Our guided tour of Sotheby’s started with wine tasting and was followed by a speech given by Kevin Ching, Chief Executive Officer of Sotheby’s Asia. Kevin joined Sotheby’s in 2006 after working both in private practice and in-house! Yes, he was a solicitor! He concluded his talk by joking that if we were bored by his colleagues’ talks, we could leave and start shopping immediately.
Yvonne Chu, Sotheby’s jewel specialist, gave the first very informative talk. She quickly transported us through the history of jewellery, from appraising the features of Egyptian jewels dating from 4000 BC to Roman-style pieces ranging from 700 BC to 2 AD to jewels owned by Queen Victoria in 1900s.

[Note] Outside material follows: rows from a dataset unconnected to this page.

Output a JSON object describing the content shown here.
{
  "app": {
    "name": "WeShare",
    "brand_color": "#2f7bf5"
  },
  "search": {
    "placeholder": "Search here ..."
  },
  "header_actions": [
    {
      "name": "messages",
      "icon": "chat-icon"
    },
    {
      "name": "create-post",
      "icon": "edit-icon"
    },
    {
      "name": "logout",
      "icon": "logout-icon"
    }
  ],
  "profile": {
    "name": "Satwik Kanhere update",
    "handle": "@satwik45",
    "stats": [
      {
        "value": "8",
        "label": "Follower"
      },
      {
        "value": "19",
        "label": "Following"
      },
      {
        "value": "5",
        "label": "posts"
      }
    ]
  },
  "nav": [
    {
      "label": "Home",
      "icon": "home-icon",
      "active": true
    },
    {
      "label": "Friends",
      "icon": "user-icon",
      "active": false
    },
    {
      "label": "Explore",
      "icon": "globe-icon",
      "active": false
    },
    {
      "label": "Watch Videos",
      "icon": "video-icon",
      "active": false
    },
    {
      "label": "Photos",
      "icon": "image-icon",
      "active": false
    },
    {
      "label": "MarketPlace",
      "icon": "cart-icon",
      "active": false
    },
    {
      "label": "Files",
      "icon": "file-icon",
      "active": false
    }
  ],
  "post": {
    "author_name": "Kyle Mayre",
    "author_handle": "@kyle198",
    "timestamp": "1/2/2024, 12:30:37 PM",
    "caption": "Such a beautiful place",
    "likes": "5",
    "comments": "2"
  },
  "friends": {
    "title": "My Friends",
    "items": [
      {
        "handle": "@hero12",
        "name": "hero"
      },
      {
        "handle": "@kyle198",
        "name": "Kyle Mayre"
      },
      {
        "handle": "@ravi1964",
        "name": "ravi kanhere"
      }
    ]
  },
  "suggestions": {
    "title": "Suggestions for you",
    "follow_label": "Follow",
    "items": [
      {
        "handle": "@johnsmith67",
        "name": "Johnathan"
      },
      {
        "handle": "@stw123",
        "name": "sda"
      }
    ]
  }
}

Moving on to selecting pieces to purchase, she noted that most consumers usually focus on the brand and craftsmanship; however, Yvonne recommended we look into three additional elements, which we could remember through the acronym “RDB”:
- Rarity: whether the diamond/gemstone is rare and from a well-known brand;
- Durability: gemstones differ in hardness; some need extra care if you wish to look after it for your generation; and
- Beauty: it is subjective, so different people will have their own aesthetic feelings.
Regarding the market trends of gemstones, Yvonne suggested investing in stones that are red, green and blue. She also noted that the combination of diamond and gemstones is currently trendy.
Yvonne concluded her talk by reminding us that the most important consideration when purchasing jewellery was to pick something we would like, as well as something we would wear.
Jessie Kang, Sotheby’s watch specialist, gave the second talk, in which she explained how to select the perfect timepiece. She provided us with her own acronym, “BPM”, to remember when making our decision. It stands for:
- Brand: brand recognition is important: the continuity of the brand’s history, whether the brand is locally and globally well-known; whether such brand has signature models;
- Production: whether it is a limited edition; and
- Movement: the watch movement. Some brands do not manufacture their own calibre (ie, the “movement”, is the mechanism of a watch, the small device inside the watch which makes it “move”). Some watch buyers/collectors prefer the watch brands that still make their own calibre. Others like more complicated products (eg, tourbillon).
After the talks concluded, I asked Jessie a few questions about tourbillons, as I have never owned one myself. For the uninitiated, a tourbillon (a French word that means “whirlwind”) is an additional mechanism of a watch escapement that aims to counter the effects of gravity by mounting the escapement and balance wheel in a rotating cage, to negate the effect of gravity when the timepiece (thus the escapement) is stuck in a certain position. By continuously rotating the entire balance wheel/escapement assembly at a slow rate, typically about one revolution per minute, positional errors are averaged out.
Despite the hype, I learned that tourbillons have been proven to be no more accurate than a traditional escapement on a wristwatch. While some saying tourbillons are “useless”, they are still common among the uppermost echelon in the watch market. Many Swiss-made examples start at around US$40,000 and price tags often break the six-figure barrier.
Jessie explained that tourbillons are still arguably one of the most difficult movements to make by hand. The tourbillon mechanism is tiny, weighing in at under a gram, and is usually crafted with more than 40 parts, finished by hand and made from lightweight metals like aluminium and titanium. They require a special set of tools and a lot of time to make. Many take more than one year, some even as long as two!
In spite of claims disavowing their utility, I still look forward to owning my own tourbillon watch one day!